2.2 Gevaren bij de omgang met de plaatwarmtewisselaar
De plaatwarmtewisselaar is gebouwd volgens de stand der techniek en de erkende veiligheidstechnische
regels. Desalniettemin kunnen bij het gebruik ervan – en vooral bij verkeerd gebruik of misbruik –
gevaren voor:
•
lijf en leden van de bediener of van derden, ofwel
•
negatieve beïnvloeding van de besturing, ofwel
•
negatieve beïnvloeding van andere materiële voorwerpen ontstaan.
Alle personen die te maken hebben met opstelling, inbedrijfstelling, bediening, onderhoud en reparatie
van de plaatwarmtewisselaar, moeten:
•
daartoe geestelijk en lichamelijk geschikt zijn.
•
geïnstrueerd/geschoold zijn in de hantering.
•
deze gebruiksaanwijzing nauwkeurig in acht nemen.

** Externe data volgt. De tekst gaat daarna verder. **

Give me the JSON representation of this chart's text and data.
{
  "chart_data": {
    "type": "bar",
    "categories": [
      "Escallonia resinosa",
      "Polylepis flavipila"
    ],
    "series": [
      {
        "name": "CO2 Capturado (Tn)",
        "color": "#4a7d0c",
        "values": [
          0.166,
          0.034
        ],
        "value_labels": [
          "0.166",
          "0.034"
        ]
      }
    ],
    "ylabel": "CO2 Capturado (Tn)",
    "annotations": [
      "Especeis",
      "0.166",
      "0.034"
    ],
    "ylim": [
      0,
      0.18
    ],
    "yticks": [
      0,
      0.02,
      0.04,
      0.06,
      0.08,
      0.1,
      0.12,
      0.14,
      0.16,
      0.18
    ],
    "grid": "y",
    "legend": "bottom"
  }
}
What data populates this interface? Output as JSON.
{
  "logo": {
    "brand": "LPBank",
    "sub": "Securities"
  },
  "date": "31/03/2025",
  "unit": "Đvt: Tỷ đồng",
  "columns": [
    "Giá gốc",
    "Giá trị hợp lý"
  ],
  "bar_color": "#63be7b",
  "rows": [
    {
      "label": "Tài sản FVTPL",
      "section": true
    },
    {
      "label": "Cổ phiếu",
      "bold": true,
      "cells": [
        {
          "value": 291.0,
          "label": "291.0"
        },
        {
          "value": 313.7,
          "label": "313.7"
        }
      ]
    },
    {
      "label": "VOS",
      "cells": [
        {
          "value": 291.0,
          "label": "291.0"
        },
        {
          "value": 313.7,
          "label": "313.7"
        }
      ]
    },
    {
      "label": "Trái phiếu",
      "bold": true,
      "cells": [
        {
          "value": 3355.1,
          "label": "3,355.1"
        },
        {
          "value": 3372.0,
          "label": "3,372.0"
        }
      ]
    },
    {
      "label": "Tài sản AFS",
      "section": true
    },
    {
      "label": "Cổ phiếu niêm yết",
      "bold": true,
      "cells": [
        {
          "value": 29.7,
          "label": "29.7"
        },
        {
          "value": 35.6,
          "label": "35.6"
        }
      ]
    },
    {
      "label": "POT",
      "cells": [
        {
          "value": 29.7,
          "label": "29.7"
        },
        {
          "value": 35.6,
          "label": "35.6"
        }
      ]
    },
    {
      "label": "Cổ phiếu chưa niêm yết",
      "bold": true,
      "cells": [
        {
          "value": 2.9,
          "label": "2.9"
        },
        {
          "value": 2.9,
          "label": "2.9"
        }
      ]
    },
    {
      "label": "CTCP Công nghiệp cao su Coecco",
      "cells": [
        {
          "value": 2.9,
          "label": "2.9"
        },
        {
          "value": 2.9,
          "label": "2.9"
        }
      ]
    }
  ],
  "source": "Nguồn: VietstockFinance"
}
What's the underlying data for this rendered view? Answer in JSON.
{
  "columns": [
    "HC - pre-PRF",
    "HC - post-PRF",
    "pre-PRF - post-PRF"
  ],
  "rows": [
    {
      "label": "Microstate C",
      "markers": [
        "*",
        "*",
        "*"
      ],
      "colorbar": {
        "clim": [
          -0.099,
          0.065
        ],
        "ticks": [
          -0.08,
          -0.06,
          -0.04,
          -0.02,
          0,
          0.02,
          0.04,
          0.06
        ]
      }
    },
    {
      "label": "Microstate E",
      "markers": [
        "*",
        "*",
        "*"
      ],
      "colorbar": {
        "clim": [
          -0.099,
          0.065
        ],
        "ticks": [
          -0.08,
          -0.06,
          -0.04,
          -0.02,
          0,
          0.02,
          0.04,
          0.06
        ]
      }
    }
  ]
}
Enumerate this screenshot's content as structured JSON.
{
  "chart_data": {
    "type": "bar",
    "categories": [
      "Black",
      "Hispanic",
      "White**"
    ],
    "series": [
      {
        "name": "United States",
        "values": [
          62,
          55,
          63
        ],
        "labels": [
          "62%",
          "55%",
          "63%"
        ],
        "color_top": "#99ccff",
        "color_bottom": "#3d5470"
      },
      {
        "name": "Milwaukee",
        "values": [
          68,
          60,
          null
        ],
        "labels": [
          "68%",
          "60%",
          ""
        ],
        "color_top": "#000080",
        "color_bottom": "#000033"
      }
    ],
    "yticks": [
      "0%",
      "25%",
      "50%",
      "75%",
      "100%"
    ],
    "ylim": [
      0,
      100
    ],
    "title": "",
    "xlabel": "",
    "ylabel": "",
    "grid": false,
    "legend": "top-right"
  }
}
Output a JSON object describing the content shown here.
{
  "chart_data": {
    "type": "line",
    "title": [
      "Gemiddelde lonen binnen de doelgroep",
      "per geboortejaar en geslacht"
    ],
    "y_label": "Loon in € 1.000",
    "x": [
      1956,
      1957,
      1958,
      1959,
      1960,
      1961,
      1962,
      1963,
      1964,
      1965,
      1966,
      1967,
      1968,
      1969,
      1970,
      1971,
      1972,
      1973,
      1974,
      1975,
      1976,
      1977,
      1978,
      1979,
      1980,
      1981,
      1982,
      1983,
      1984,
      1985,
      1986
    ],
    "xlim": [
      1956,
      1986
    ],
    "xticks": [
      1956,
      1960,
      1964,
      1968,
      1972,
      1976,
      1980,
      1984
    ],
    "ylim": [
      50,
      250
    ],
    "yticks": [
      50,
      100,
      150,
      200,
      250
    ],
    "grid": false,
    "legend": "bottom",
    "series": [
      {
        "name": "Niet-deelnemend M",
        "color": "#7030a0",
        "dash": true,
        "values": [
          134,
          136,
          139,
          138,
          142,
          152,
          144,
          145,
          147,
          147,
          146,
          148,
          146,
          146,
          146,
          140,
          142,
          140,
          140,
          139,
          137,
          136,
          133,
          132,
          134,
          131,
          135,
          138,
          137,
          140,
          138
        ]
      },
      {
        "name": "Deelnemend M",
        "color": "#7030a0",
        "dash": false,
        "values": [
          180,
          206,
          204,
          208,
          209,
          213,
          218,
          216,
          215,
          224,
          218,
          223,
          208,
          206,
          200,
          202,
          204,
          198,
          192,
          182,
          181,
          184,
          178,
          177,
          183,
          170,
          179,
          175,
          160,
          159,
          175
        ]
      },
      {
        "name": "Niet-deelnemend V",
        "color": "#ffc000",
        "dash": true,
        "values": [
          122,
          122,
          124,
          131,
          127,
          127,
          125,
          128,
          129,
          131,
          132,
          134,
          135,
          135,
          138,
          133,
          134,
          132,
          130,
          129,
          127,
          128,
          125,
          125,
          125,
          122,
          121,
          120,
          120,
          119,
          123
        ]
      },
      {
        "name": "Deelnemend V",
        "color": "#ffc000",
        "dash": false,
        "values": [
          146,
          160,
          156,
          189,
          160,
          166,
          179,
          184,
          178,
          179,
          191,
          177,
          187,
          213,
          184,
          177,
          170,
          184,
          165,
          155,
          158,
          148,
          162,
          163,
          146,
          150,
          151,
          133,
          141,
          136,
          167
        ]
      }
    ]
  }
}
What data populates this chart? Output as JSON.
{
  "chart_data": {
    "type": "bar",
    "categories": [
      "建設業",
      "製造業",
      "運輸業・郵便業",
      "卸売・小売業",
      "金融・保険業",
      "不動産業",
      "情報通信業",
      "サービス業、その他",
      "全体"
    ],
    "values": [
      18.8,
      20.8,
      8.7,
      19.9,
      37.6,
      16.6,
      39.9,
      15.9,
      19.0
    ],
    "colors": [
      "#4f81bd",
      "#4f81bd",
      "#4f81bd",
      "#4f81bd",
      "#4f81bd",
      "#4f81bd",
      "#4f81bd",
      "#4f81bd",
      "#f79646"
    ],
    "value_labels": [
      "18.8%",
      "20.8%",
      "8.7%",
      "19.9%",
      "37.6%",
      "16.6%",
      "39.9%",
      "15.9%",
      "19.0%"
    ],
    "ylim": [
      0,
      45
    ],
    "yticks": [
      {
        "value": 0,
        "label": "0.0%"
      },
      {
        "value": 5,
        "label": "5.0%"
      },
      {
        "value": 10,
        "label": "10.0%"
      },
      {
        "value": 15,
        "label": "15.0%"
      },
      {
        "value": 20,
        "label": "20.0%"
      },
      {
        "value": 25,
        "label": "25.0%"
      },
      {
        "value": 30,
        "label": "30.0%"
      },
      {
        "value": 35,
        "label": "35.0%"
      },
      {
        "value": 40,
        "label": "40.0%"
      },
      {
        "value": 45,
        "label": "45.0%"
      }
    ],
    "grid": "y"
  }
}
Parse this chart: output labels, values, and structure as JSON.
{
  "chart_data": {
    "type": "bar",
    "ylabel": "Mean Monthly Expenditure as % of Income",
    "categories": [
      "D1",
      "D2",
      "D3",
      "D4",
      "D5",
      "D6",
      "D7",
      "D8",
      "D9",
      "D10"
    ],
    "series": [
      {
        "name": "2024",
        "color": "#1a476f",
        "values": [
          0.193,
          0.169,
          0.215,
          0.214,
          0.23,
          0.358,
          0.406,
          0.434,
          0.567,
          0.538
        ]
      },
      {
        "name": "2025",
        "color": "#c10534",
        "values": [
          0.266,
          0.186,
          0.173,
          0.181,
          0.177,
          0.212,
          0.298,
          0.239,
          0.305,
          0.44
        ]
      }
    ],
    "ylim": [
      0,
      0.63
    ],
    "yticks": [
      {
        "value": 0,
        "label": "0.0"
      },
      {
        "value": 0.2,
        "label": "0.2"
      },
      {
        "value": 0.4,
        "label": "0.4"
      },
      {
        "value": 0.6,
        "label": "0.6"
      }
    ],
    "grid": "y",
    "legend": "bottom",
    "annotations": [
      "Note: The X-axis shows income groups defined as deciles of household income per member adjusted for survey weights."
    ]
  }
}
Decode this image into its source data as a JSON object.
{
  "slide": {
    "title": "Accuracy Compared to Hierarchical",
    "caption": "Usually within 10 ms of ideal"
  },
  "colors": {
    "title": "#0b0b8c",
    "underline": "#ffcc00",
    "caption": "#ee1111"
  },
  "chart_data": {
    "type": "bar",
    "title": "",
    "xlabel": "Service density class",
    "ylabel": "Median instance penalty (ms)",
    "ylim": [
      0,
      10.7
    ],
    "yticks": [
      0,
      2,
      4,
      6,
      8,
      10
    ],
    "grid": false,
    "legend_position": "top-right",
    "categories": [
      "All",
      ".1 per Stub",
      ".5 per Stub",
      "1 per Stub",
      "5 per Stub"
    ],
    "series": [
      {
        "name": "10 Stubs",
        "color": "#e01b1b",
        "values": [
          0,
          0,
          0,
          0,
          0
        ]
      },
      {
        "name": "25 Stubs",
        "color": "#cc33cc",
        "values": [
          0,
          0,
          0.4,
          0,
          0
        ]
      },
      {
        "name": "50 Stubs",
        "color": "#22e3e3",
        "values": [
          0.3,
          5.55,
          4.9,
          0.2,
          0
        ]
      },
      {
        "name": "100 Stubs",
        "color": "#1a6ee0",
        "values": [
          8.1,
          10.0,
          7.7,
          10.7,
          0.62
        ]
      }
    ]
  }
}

2.3 Gevaarbronnen en restrisico's
Voor alle gevaarbronnen en restrisico's moeten aanvullend de bedieningshandleidingen van de individuele
ingebouwde componenten geraadpleegd worden.
Werkzaamheden aan plaatwarmtewisselaar mogen slechts uitgevoerd worden wanneer de
vloeistofpompen buiten bedrijf (spanningsloos geschakeld) zijn en de voorloop- en retourkleppen gesloten
zijn.
De plaatwarmtewisselaar mag slechts in bedrijf gesteld worden wanneer verzekerd is dat hij dicht is.
Tijdens de werking wordt de plaatwarmtewisselaar warm. Vóór werkzaamheden aan de
plaatwarmtewisselaar moet deze ten minste 30 minuten afkoelen.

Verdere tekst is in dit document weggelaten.